We start to get into this groove by stopping and listening to the ultimate space of silence.
What is also important is to find and look for opportunity to rest and experience these rhythms. I hike regularly in the hills high above Wellington. There is an old wooden seat at the top of a steep track high on a hill. I always take time to sit, rest and drink in the amazing view. It’s a special place for me and a place where I feel close to. God. A place the Celtics would describe as a thin place – where heaven seems just a bit closer to earth, and where I talk with God.
Some questions for you to consider:
- What does rest mean to you?
- What do you do when you rest?
- What would it take for you to experience the rhythm of grace?
- Where can you find this ‘thin’ place and how can you go there?
- How would this change your perception of life?
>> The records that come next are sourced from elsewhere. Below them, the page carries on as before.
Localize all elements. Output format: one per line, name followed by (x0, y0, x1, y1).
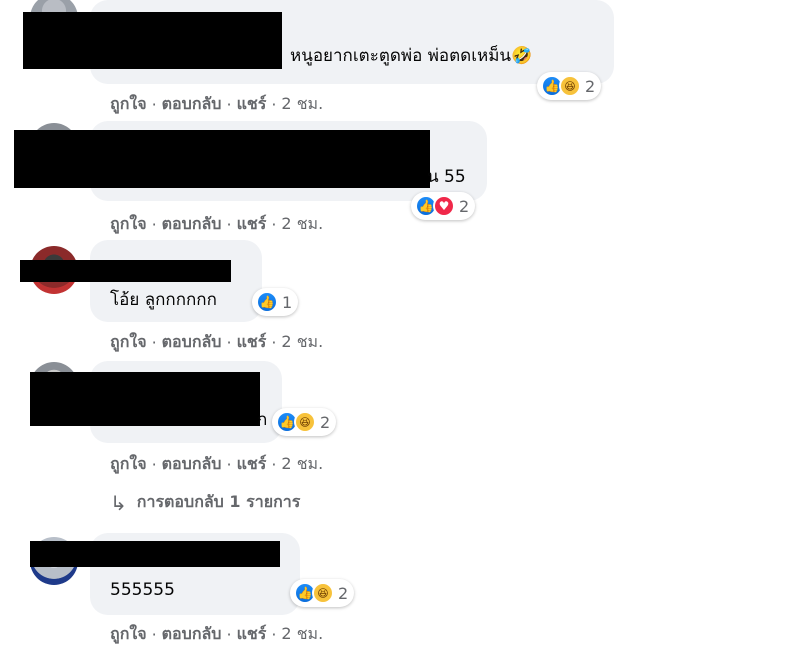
reaction-count: 1 (282, 292, 293, 312)
reply-button[interactable]: ตอบกลับ (162, 212, 222, 237)
share-button[interactable]: แชร์ (237, 92, 267, 117)
haha-reaction-icon: 😆 (559, 75, 581, 97)
view-replies-label[interactable]: การตอบกลับ 1 รายการ (137, 490, 301, 515)
comment-text: น 55 (427, 167, 466, 187)
share-button[interactable]: แชร์ (237, 452, 267, 477)
reaction-summary[interactable]: 👍 😆 2 (290, 579, 355, 607)
redacted-name (20, 260, 231, 282)
reply-button[interactable]: ตอบกลับ (162, 622, 222, 647)
reply-button[interactable]: ตอบกลับ (162, 92, 222, 117)
reaction-summary[interactable]: 👍 😆 2 (272, 408, 337, 436)
timestamp[interactable]: 2 ชม. (281, 330, 323, 355)
reaction-count: 2 (320, 412, 331, 432)
like-button[interactable]: ถูกใจ (110, 212, 147, 237)
like-button[interactable]: ถูกใจ (110, 622, 147, 647)
share-button[interactable]: แชร์ (237, 622, 267, 647)
comment-text: หนูอยากเตะตูดพ่อ พ่อตดเหม็น🤣 (290, 46, 533, 66)
reply-arrow-icon: ↳ (110, 490, 127, 515)
like-button[interactable]: ถูกใจ (110, 330, 147, 355)
haha-reaction-icon: 😆 (312, 582, 334, 604)
comment-actions: ถูกใจ · ตอบกลับ · แชร์ · 2 ชม. (110, 92, 323, 117)
love-reaction-icon: ♥ (433, 195, 455, 217)
comment-text: โอ้ย ลูกกกกกก (110, 290, 217, 310)
comment-actions: ถูกใจ · ตอบกลับ · แชร์ · 2 ชม. (110, 452, 323, 477)
redacted-name (30, 372, 260, 426)
reaction-summary[interactable]: 👍 ♥ 2 (411, 192, 476, 220)
redacted-name (14, 130, 430, 188)
haha-reaction-icon: 😆 (294, 411, 316, 433)
share-button[interactable]: แชร์ (237, 330, 267, 355)
share-button[interactable]: แชร์ (237, 212, 267, 237)
reply-button[interactable]: ตอบกลับ (162, 452, 222, 477)
comment-actions: ถูกใจ · ตอบกลับ · แชร์ · 2 ชม. (110, 622, 323, 647)
redacted-name (23, 12, 282, 69)
comment-actions: ถูกใจ · ตอบกลับ · แชร์ · 2 ชม. (110, 212, 323, 237)
comment-actions: ถูกใจ · ตอบกลับ · แชร์ · 2 ชม. (110, 330, 323, 355)
like-reaction-icon: 👍 (256, 291, 278, 313)
timestamp[interactable]: 2 ชม. (281, 622, 323, 647)
timestamp[interactable]: 2 ชม. (281, 92, 323, 117)
view-replies-link[interactable]: ↳ การตอบกลับ 1 รายการ (110, 490, 300, 515)
reaction-summary[interactable]: 👍 1 (252, 288, 299, 316)
reaction-summary[interactable]: 👍 😆 2 (537, 72, 602, 100)
comment-text: ก (257, 410, 268, 430)
timestamp[interactable]: 2 ชม. (281, 452, 323, 477)
reply-button[interactable]: ตอบกลับ (162, 330, 222, 355)
reaction-count: 2 (585, 76, 596, 96)
reaction-count: 2 (338, 583, 349, 603)
redacted-name (30, 541, 280, 567)
reaction-count: 2 (459, 196, 470, 216)
like-button[interactable]: ถูกใจ (110, 452, 147, 477)
timestamp[interactable]: 2 ชม. (281, 212, 323, 237)
like-button[interactable]: ถูกใจ (110, 92, 147, 117)
comment-text: 555555 (110, 580, 175, 600)
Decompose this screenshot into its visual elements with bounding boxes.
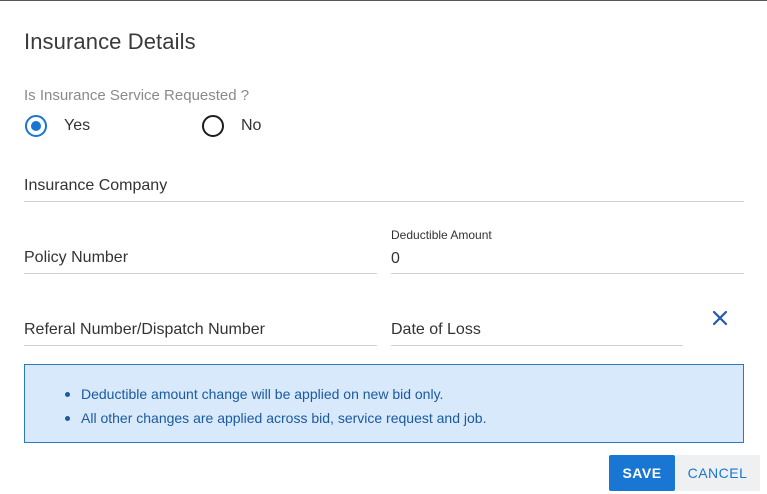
date-of-loss-input[interactable]	[391, 321, 683, 339]
dialog-title: Insurance Details	[24, 29, 196, 54]
info-item-deductible: Deductible amount change will be applied…	[65, 382, 743, 406]
deductible-amount-input[interactable]	[391, 250, 744, 268]
close-icon	[712, 310, 728, 326]
insurance-details-dialog: Insurance Details Is Insurance Service R…	[0, 0, 767, 494]
policy-number-input[interactable]	[24, 249, 377, 267]
info-notice: Deductible amount change will be applied…	[24, 364, 744, 443]
deductible-amount-label: Deductible Amount	[391, 228, 492, 242]
cancel-button[interactable]: CANCEL	[675, 455, 760, 491]
insurance-company-field	[24, 177, 744, 202]
insurance-requested-question: Is Insurance Service Requested ?	[24, 87, 250, 104]
info-list: Deductible amount change will be applied…	[65, 382, 743, 430]
save-button[interactable]: SAVE	[609, 455, 675, 491]
insurance-company-input[interactable]	[24, 177, 744, 195]
referal-number-field	[24, 321, 377, 346]
referal-number-input[interactable]	[24, 321, 377, 339]
radio-no-label: No	[241, 117, 262, 134]
radio-no[interactable]: No	[202, 115, 261, 137]
info-item-other-changes: All other changes are applied across bid…	[65, 406, 743, 430]
date-of-loss-field	[391, 321, 683, 346]
radio-yes-circle[interactable]	[25, 115, 47, 137]
clear-date-button[interactable]	[709, 307, 731, 329]
radio-yes-label: Yes	[64, 117, 91, 134]
radio-no-circle[interactable]	[202, 115, 224, 137]
policy-number-field	[24, 249, 377, 274]
deductible-amount-field: Deductible Amount	[391, 228, 744, 274]
radio-yes[interactable]: Yes	[25, 115, 90, 137]
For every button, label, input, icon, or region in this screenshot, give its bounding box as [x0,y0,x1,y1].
- What do you need to do next?
May you, my brothers and sisters, this week find a place, even if only for a moment to rest and experience the unforced rhythms of grace. It’s easy not to, but it’s important to make it a priority. It may just be a place and time, a thin place, where for a moment you could lay down your burdens and troubles, and then look at them and decide whether they were really yours to carry at all. Grace and peace be yours.